Jeremy Glaser: For Morningstar, I'm Jeremy Glaser.
Many of the big banks have reported their third-quarter earnings, and I'm here today with Jim Sinegal. He is the associate director of banking here at Morningstar. We are going to take a look at what these earnings mean and what investors should look forward to for the rest of the year.
Jim, thanks for talking with me.
Jim Sinegal: Thanks for having me back.
Glaser: So, as I said, a lot of the big banks have given us earnings. Are we seeing any big trends that kind of link all of them together?
Sinegal: I think the big trend is that there is nothing in the results to be excited about. For a while we had improving credit trends. That was nice after all the losses in 2007, 2008, 2009. Now, credit has kind of tapered off, but the banks are having a hard time replacing some of their lost revenue. Loan demand is very weak, loan growth is weak, and net interest income is down due to the low interest rate environment.

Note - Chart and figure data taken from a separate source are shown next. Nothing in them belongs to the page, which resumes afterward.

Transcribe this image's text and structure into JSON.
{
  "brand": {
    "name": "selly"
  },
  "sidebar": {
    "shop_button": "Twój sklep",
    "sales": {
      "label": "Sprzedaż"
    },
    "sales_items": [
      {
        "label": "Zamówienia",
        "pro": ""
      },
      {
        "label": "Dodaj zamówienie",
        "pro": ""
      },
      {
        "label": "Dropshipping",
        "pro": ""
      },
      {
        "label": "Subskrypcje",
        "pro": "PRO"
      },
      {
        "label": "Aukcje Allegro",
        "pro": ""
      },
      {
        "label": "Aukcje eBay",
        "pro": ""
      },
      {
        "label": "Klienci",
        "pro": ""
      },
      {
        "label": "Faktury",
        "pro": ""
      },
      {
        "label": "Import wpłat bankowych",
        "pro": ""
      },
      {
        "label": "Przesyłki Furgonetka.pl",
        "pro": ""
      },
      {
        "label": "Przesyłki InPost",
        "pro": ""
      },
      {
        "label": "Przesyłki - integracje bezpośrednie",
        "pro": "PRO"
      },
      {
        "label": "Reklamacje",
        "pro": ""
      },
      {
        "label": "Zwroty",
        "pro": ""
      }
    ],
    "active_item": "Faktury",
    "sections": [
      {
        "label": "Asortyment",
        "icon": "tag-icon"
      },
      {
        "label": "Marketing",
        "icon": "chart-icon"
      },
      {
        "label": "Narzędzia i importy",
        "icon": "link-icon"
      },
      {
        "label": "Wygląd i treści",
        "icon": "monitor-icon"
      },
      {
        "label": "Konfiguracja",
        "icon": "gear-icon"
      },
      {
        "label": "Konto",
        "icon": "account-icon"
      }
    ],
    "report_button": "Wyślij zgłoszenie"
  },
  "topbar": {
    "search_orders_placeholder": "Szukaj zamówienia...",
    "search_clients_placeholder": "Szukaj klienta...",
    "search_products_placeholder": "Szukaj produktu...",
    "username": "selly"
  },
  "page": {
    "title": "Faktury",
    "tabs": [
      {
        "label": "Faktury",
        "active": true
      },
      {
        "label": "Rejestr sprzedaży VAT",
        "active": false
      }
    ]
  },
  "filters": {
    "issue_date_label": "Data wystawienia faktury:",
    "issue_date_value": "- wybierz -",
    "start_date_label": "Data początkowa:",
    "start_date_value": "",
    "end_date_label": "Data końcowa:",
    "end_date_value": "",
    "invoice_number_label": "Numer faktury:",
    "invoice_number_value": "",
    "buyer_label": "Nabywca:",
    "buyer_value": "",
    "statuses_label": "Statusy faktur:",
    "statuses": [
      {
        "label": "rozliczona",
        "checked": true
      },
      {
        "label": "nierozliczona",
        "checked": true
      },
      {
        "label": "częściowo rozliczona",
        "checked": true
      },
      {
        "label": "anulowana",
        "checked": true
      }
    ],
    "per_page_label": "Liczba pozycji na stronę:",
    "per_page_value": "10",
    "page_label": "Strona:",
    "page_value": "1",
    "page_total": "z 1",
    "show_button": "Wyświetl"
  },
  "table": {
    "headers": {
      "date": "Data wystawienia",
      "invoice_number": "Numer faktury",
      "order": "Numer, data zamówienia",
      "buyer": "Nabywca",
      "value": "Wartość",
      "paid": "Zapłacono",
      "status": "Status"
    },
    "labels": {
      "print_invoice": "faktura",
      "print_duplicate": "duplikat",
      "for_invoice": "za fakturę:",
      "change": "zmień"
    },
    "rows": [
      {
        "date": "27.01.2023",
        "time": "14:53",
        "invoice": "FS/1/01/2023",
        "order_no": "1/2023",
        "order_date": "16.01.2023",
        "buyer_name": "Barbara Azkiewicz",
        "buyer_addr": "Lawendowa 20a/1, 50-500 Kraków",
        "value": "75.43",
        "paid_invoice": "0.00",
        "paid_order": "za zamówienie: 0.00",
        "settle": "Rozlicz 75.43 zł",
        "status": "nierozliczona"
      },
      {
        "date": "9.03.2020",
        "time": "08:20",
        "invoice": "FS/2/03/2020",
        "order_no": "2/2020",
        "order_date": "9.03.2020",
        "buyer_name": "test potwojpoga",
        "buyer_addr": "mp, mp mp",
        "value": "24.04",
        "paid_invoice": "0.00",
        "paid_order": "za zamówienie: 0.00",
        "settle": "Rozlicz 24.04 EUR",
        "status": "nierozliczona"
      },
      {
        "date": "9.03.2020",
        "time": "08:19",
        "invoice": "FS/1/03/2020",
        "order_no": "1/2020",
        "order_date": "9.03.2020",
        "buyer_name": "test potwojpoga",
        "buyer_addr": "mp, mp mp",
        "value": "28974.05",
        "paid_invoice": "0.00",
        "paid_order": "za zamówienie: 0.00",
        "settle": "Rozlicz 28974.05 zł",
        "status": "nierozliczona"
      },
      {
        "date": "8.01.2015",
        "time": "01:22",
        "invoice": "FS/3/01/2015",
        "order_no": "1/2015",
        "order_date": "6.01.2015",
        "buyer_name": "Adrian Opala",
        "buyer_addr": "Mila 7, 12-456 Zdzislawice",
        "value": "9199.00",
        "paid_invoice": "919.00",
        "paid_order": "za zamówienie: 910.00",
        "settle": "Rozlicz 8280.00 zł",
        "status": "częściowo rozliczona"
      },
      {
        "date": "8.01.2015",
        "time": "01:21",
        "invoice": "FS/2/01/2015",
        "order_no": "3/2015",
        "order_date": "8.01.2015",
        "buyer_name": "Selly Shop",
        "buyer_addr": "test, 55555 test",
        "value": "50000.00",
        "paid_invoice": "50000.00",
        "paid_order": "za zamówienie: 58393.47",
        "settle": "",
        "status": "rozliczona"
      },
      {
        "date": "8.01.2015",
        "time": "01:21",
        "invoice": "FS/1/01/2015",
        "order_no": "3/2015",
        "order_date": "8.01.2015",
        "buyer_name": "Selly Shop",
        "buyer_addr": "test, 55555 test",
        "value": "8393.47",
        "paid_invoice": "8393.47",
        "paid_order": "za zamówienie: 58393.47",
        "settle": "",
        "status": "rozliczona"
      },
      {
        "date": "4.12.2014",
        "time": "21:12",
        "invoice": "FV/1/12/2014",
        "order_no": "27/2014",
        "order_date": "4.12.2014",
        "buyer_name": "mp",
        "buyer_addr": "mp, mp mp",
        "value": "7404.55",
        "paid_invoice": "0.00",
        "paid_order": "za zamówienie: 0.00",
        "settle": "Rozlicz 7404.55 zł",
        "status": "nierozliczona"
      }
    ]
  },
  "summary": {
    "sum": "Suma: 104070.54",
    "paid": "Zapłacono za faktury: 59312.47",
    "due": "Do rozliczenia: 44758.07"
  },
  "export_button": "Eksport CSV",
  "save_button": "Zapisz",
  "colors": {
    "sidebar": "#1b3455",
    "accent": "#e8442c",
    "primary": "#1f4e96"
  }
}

Glaser: What about write-offs? Have we seen anything this quarter of banks coming out again and saying that these portfolios are not worth what they thought, or do you think that most of those provisions have already been taken?
Sinegal: Most of the credit provisions, I think, have been taken, and we have seen a slowing pace of improvement. That's something that's surprised people as banks have been releasing reserves into earnings for a while. They had gotten really conservative in the downturn and were able to release some of those provisions coming out. Now, things have stabilized a little bit. So, that's kind of an earnings tailwind that's starting to taper off.
Glaser: Now, a lot of people are worried about Europe, particularly the European banks. Did you hear any discussion from management teams about how U.S. banks might be exposed to problems in Europe?
Sinegal: Management teams gave a little more detail about their European exposure this quarter, but really the U.S. banks don't have a great deal of direct exposure to Europe. I think it's the case that there could be second-order consequences if Europe were really to fall apart, but you know the banks just don't have enough direct loans to Europe or European banks for it to be a major issue.
Glaser: You mentioned that revenue, or replacing revenue, as something that's been difficult, and fees are one way to do it. We have heard a lot about fees. Recently Bank of America's $5 debt card fee has been gaining a lot of press, a lot of talk from politicians. What's your outlook for fee income for banks? Do you think they are going to be able to really successfully implement these fees and pass along higher cost to customers?
Sinegal: I think some of the fees will be difficult to replace. Things like interchange fees that were basically a very high margin source of profit for the banks. In terms of other fees, though, banks are experimenting now. We haven't seen a lot of that in the results, but I think it's very hard for regulators to limit fees. If they limit fees on interchange, as you can see, the banks are now charging people just to use debit accounts. So, there are a lot of levers the banks have to pull, and I think that consumers should not look forward to declining fees.
Glaser: So even if the government gets kind of excited about this and tries to limit some fees, you think they'll just pop up some place else.
Sinegal: Yes, I think banks will find ways to make money one way or another.
Glaser: And then looking forward, what are you [expecting] in for full year results? And into 2012, what do you think are going to be the big drivers of bank results?
Sinegal: I think the fourth quarter unfortunately looks like it might be very much the same as the third. I think until the European crisis is resolved, you are probably not going to see a lot of deal activity, maybe volatile trading. So the investment banks and the investment banking portion of the large banks probably are not going to have a good fourth quarter. And I don't think we are really going to see an uptick in loan growth either. We have seen some commercial loan growth. Consumer loan demand is still very weak. With unemployment still very high, I wouldn't be too optimistic on that front either.
Glaser: Then thinking about stock picks, are there any banks right now that you think look attractively priced?
Sinegal: We think most of the banks look cheap to one extent or another. We'd focus more on regional banks than the large banks. As I mentioned, commercial loan growth looks like a much better prospect than consumer loan growth. A lot of the regional banks are commercially focused, whereas the big four banks are really consumer focused. Also, the regional don't have the regulatory headwind that some of the bigger banks have. So we look at smaller regional banks like City National in California. [There are] a lot of troubled peers in California. They still might be able to acquire failed banks or at least troubled banks and grow that way going forward.
Glaser: Well, Jim, thanks so much for your thoughts today.
Sinegal: Thanks for having me.
Glaser: For Morningstar, I'm Jeremy Glaser.